Building cloud platforms on a blank canvas

Most cloud platforms aren’t designed; they’re inherited. They evolve. They’re patched, extended, reworked over time. Ours wasn’t. We started from scratch.

When you’re starting with a blank canvas, everything is a decision, and at the beginning, I didn't even realise how many decisions there would be.

It’s not just “spin up some compute and networking”. I was suddenly responsible for things like security models, access control, monitoring, alerting, scalability, naming conventions, how things get redeployed - the list gets long very quickly! The tricky part is, the choices you make early on tend to stick. There were things I never expected to be responsible for, like incident management platforms, service portals, and procedures.

For me, building a platform for financial institutions added another layer of pressure. It’s not just about making something that works. It has to be secure, auditable, and predictable. At the same time, if it’s painful to use, engineers will work around it, find the loopholes, and that’s where problems can start.

Naming is important

One of my main goals was pretty simple: make the platform easy to use for engineers who aren’t part of the platform team. We started with naming. It's not the most exciting topic, but it turned out to be one of the most important.

When you’re looking at cloud resources, you’re usually just trying to answer a few basic questions:

  • What is this?
  • Where is it running?
  • Is it dev, test, or production?

If you can’t answer those quickly, everything slows down: debugging, support, even just understanding what’s going on. We built our naming conventions around solving that problem. Every resource name tells you the service, the environment, and the region. Nothing clever or cryptic, just consistent and obvious. It sounds small, but it makes a big difference when you’re dealing with hundreds (or thousands) of resources. You don’t need to dig through dashboards or documentation just to figure out what you’re looking at, you can see it straight away.

Security

The next big area I had to think about right from the start was security. And yeah… it’s probably everyone’s least favourite topic in tech. It’s easy to say “let’s just lock everything down,” but if you go too far, you end up slowing engineering teams down to the point where they avoid the platform altogether, or they look for those loopholes and workarounds, which is exactly what you don’t want. Getting this balance right early on can save a lot of pain later.

That said, security is never a one-and-done thing. It’s always evolving as your platform grows, but putting some solid thinking into it from the beginning makes it much easier to manage over time. A lot of our approach came from experience of seeing how things were done in larger organisations and thinking, "I don’t want us to end up like that". So we started simple. What does everyone actually need?

The answer was visibility.

Most engineers don’t need full access, they just need to understand what’s there. What’s running, where it is, and how things are connected. That alone solves a lot of day-to-day friction.

We made a conscious decision to default to read access for infrastructure, but with clear boundaries. For example, engineers shouldn’t be able to read sensitive data in client environments without a proper break-glass process. The same goes for logs in higher environments - access to those environments needs to be controlled and approved.

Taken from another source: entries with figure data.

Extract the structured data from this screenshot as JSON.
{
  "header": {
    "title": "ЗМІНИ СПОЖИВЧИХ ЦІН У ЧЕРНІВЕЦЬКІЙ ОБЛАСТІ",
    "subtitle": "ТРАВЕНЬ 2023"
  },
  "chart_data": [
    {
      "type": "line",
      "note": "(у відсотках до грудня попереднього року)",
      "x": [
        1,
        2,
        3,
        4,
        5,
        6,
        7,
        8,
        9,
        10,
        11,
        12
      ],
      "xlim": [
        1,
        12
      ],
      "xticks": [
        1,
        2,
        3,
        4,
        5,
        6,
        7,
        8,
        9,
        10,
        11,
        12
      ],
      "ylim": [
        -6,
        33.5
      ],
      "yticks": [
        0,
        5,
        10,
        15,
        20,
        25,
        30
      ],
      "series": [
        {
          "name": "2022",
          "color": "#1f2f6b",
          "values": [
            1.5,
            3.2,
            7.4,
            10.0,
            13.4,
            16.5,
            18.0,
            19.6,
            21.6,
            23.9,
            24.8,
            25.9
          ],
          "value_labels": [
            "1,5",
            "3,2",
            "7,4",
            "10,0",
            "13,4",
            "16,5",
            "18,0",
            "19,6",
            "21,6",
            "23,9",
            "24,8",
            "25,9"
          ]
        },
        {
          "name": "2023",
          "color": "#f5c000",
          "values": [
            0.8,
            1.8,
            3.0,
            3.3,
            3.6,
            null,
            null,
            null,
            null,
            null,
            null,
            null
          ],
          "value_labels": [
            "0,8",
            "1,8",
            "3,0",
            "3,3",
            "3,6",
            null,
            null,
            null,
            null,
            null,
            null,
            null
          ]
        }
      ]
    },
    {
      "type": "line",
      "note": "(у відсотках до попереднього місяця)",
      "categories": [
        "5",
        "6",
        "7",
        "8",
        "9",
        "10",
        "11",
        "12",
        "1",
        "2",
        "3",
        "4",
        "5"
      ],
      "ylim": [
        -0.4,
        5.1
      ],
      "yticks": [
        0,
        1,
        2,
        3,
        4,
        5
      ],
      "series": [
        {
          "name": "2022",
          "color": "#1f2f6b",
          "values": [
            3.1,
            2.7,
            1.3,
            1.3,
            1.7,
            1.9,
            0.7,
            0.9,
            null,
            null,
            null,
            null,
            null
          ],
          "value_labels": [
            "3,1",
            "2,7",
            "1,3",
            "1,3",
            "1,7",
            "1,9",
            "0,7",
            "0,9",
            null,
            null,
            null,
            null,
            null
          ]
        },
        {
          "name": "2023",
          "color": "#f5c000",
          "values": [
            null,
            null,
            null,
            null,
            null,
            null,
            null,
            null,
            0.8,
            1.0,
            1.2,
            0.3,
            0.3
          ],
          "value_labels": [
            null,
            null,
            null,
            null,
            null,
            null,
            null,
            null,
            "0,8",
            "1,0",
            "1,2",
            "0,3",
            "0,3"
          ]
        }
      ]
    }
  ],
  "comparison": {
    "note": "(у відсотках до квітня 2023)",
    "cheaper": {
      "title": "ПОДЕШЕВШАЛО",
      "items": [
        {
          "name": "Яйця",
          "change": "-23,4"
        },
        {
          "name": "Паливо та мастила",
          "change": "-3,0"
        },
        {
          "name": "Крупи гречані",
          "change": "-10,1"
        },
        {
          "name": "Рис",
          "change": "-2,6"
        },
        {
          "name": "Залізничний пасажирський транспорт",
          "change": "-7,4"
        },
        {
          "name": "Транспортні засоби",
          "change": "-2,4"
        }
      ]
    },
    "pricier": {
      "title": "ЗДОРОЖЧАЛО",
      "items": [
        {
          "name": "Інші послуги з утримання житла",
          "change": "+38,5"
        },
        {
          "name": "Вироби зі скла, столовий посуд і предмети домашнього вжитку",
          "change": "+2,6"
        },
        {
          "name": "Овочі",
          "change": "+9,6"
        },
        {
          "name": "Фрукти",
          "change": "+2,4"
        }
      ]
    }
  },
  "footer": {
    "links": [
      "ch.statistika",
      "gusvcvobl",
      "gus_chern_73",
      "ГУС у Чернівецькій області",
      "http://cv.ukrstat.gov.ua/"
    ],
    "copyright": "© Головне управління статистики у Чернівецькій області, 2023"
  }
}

We introduced a baseline “infrastructure reader” level of access that gives visibility into what resources exist and what they’re doing, without exposing anything sensitive. Anything beyond that, especially in higher environments, has to go through a controlled, auditable process using privileged identity management (PIM). This means that a user has to request and be approved for higher rights rather than having them by default. Every step up in access is intentional, time-bound, and traceable. At its core, everything was built around least privilege but in a way that doesn’t get in the way of people just trying to do their job.

The iterative process

Finally and perhaps most importantly when you are making every single decision on that blank canvas, you have to be willing to accept when you get it wrong. Not in a “give up and walk away” sense, but in recognising that your first idea is rarely the one that sticks.

At the start of this post, I mentioned that it’s easy to look at an inherited legacy platform and wonder, “Why did they do it like this?” But when you're building from scratch, you quickly realise how those decisions happen. An implementation that made perfect sense in a past role, or one that a cloud provider highly recommends, might completely miss the mark for your current engineers. I’ve lost count of how many things we thought would work perfectly the first time, only to realise they made sense for someone else’s environment, not ours.

That’s just the reality of building from the ground up. It’s an iterative process. You try things, you learn, you adjust, and you move forward. Even with a clean slate, I still made mistakes along the way.

And honestly, that’s where the true value lies. When you’ve seen firsthand what doesn’t work, it fortifies your architecture. You aren't just blindly following trends to meet those strict financial compliance requirements; you deeply understand the trade-offs. You know exactly why a particular security model, access control, or connectivity architecture or service was chosen because you’ve tested the alternatives and learned from countless POCs and trial-and-error runs or even your first implementation that after a few weeks you realised wouldn't scale.

You’re not going to get it right the first time, and that’s exactly how it should be. Platforms aren’t designed flawlessly in one go. They’re shaped by the mistakes you’re willing to learn from. We set out to build a platform that was secure, auditable, and genuinely usable for our engineers without them needing to find workarounds. We didn't achieve that on day one, but by embracing the trial and error of the blank canvas, we ensured we were building a solid foundation and not just another inherited mess for the next team to fix.